Embora corriqueiros, exemplos como o citado por Bologna indicam a complexidade que é para um CEO participar das redes sociais. Sobretudo, quando se trata de empresas de serviços, é humanamente impossível interagir, como pessoa física, com milhões de usuários. O lado positivo, no entanto, é que, assim como ele, um número cada vez maior de executivos está alerta para o desafio de entender esse universo. Nesse processo, podem aprender com gente como o americano Tony Hsieh, CEO da loja online de calçados Zappos.com, que foi vendida por US$ 1,2 bilhão para a Amazon, em 2009. Hsieh desenvolveu para sua empresa uma estratégia de mídia social que tinha o objetivo de aprofundar o relacionamento com os consumidores. O microblog ajudou a substituir o 0800, como meio de contato.
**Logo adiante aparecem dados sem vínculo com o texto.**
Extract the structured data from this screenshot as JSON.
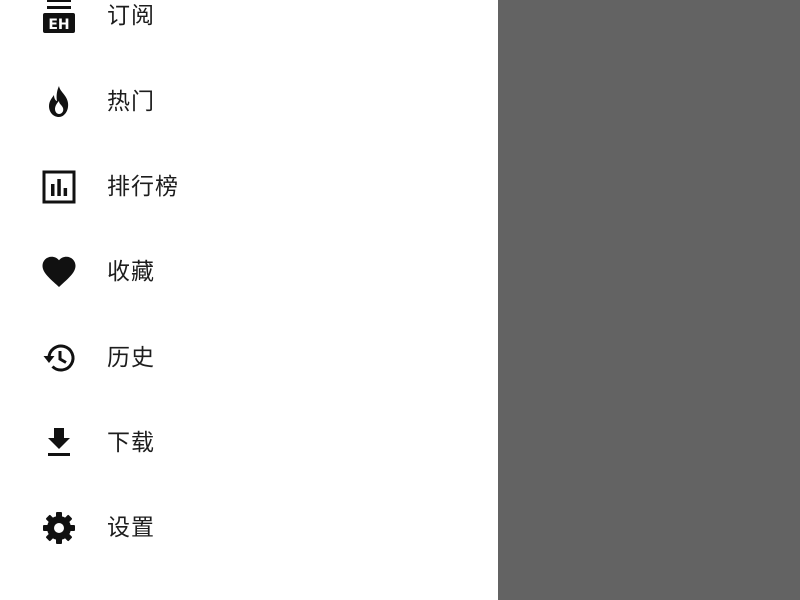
{
  "drawer": {
    "items": [
      {
        "label": "订阅",
        "icon": "eh-subscription-icon"
      },
      {
        "label": "热门",
        "icon": "fire-icon"
      },
      {
        "label": "排行榜",
        "icon": "leaderboard-icon"
      },
      {
        "label": "收藏",
        "icon": "heart-icon"
      },
      {
        "label": "历史",
        "icon": "history-icon"
      },
      {
        "label": "下载",
        "icon": "download-icon"
      },
      {
        "label": "设置",
        "icon": "settings-icon"
      }
    ]
  },
  "scrim": {
    "color": "#636363"
  },
  "colors": {
    "icon": "#111111",
    "text": "#1d1d1d",
    "background": "#ffffff"
  }
}
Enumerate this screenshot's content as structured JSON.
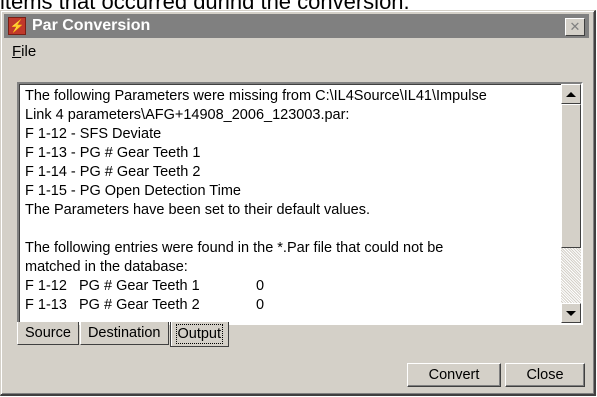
{
  "caption": "items that occurred during the conversion.",
  "window": {
    "title": "Par Conversion",
    "close_glyph": "✕"
  },
  "menu": {
    "file": "File"
  },
  "output_text": "The following Parameters were missing from C:\\IL4Source\\IL41\\Impulse\nLink 4 parameters\\AFG+14908_2006_123003.par:\nF 1-12 - SFS Deviate\nF 1-13 - PG # Gear Teeth 1\nF 1-14 - PG # Gear Teeth 2\nF 1-15 - PG Open Detection Time\nThe Parameters have been set to their default values.\n\nThe following entries were found in the *.Par file that could not be\nmatched in the database:\nF 1-12   PG # Gear Teeth 1              0\nF 1-13   PG # Gear Teeth 2              0",
  "tabs": [
    "Source",
    "Destination",
    "Output"
  ],
  "buttons": {
    "convert": "Convert",
    "close": "Close"
  },
  "colors": {
    "title_bar_inactive": "#808080",
    "face": "#d4d0c8"
  },
  "icons": {
    "app": "lightning-bolt-icon",
    "close": "close-icon"
  }
}
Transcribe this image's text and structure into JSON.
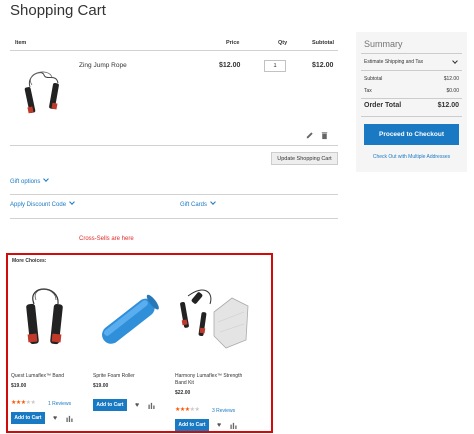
{
  "page": {
    "title": "Shopping Cart"
  },
  "cart": {
    "headers": {
      "item": "Item",
      "price": "Price",
      "qty": "Qty",
      "subtotal": "Subtotal"
    },
    "item": {
      "name": "Zing Jump Rope",
      "price": "$12.00",
      "qty": "1",
      "subtotal": "$12.00"
    },
    "update_label": "Update Shopping Cart",
    "gift_options": "Gift options",
    "discount": "Apply Discount Code",
    "gift_cards": "Gift Cards"
  },
  "summary": {
    "title": "Summary",
    "estimate": "Estimate Shipping and Tax",
    "subtotal_label": "Subtotal",
    "subtotal_value": "$12.00",
    "tax_label": "Tax",
    "tax_value": "$0.00",
    "order_total_label": "Order Total",
    "order_total_value": "$12.00",
    "checkout_label": "Proceed to Checkout",
    "multi_label": "Check Out with Multiple Addresses"
  },
  "annotation": "Cross-Sells are here",
  "crosssell": {
    "heading": "More Choices:",
    "add_label": "Add to Cart",
    "items": [
      {
        "name": "Quest Lumaflex™ Band",
        "price": "$19.00",
        "rating": 3,
        "reviews": "1  Reviews"
      },
      {
        "name": "Sprite Foam Roller",
        "price": "$19.00",
        "rating": 0,
        "reviews": ""
      },
      {
        "name": "Harmony Lumaflex™ Strength Band Kit",
        "price": "$22.00",
        "rating": 3,
        "reviews": "3  Reviews"
      }
    ]
  },
  "colors": {
    "accent": "#1979c3",
    "highlight_border": "#d10a0a",
    "annotation": "#e02b27",
    "star": "#ff5501"
  },
  "icons": [
    "edit-icon",
    "trash-icon",
    "chevron-down-icon",
    "heart-icon",
    "compare-icon"
  ]
}
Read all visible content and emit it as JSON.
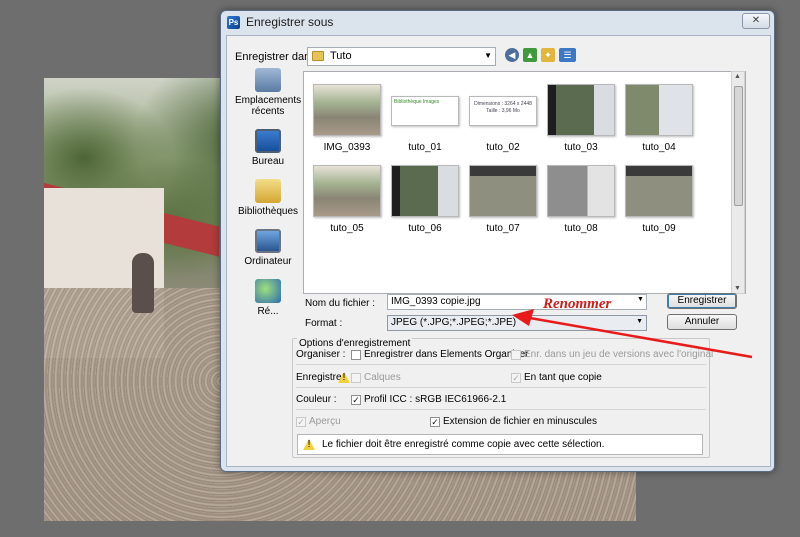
{
  "window": {
    "title": "Enregistrer sous",
    "close_glyph": "✕"
  },
  "lookin": {
    "label": "Enregistrer dans :",
    "value": "Tuto"
  },
  "places": [
    {
      "label": "Emplacements récents",
      "icon": "recent-places-icon"
    },
    {
      "label": "Bureau",
      "icon": "desktop-icon"
    },
    {
      "label": "Bibliothèques",
      "icon": "libraries-icon"
    },
    {
      "label": "Ordinateur",
      "icon": "computer-icon"
    },
    {
      "label": "Ré...",
      "icon": "network-icon"
    }
  ],
  "files": [
    {
      "name": "IMG_0393",
      "kind": "photo"
    },
    {
      "name": "tuto_01",
      "kind": "white"
    },
    {
      "name": "tuto_02",
      "kind": "white"
    },
    {
      "name": "tuto_03",
      "kind": "screen"
    },
    {
      "name": "tuto_04",
      "kind": "photo"
    },
    {
      "name": "tuto_05",
      "kind": "photo"
    },
    {
      "name": "tuto_06",
      "kind": "screen"
    },
    {
      "name": "tuto_07",
      "kind": "dark"
    },
    {
      "name": "tuto_08",
      "kind": "gray"
    },
    {
      "name": "tuto_09",
      "kind": "dark"
    }
  ],
  "thumb_text": {
    "tuto_01": "Bibliothèque Images",
    "tuto_02_a": "Dimensions : 3264 x 2448",
    "tuto_02_b": "Taille : 3,96 Mo"
  },
  "filename": {
    "label": "Nom du fichier :",
    "value": "IMG_0393 copie.jpg"
  },
  "format": {
    "label": "Format :",
    "value": "JPEG (*.JPG;*.JPEG;*.JPE)"
  },
  "buttons": {
    "save": "Enregistrer",
    "cancel": "Annuler"
  },
  "annotation": {
    "text": "Renommer",
    "color": "#d11b1b"
  },
  "options": {
    "title": "Options d'enregistrement",
    "organiser_label": "Organiser :",
    "organiser_check": "Enregistrer dans Elements Organizer",
    "version_check": "Enr. dans un jeu de versions avec l'original",
    "enregistrer_label": "Enregistrer",
    "calques": "Calques",
    "en_tant_que_copie": "En tant que copie",
    "couleur_label": "Couleur :",
    "profil": "Profil ICC : sRGB IEC61966-2.1",
    "apercu": "Aperçu",
    "extension": "Extension de fichier en minuscules",
    "warning": "Le fichier doit être enregistré comme copie avec cette sélection."
  }
}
E ele próprio é uma estrela do site, com 1,8 milhão de seguidores. “O Twitter permite que sejamos mais humanos com nossos clientes e, dessa forma, possamos construir relacionamentos ao longo do tempo”, disse à Dinheiro. Outro exemplo útil é o da também americana Rachel Sterne. 

 

Ela foi nomeada recentemente pela Prefeitura de Nova York para o recém-criado posto de chief digital officer da cidade. Seu trabalho é coordenar as iniciativas da cidade no mundo da internet. Uma de suas incumbências é melhorar a comunicação do governo local pelas mídias sociais e promover a indústria de tecnologia da região. Além de pioneiro, seu trabalho é reflexo de uma revolução sem precedentes na comunicação e um raro exemplo de contribuição do setor público, que pode ser utilizados pelos CEOs na hora de repensar suas relações de negócio e a forma como se comunicam.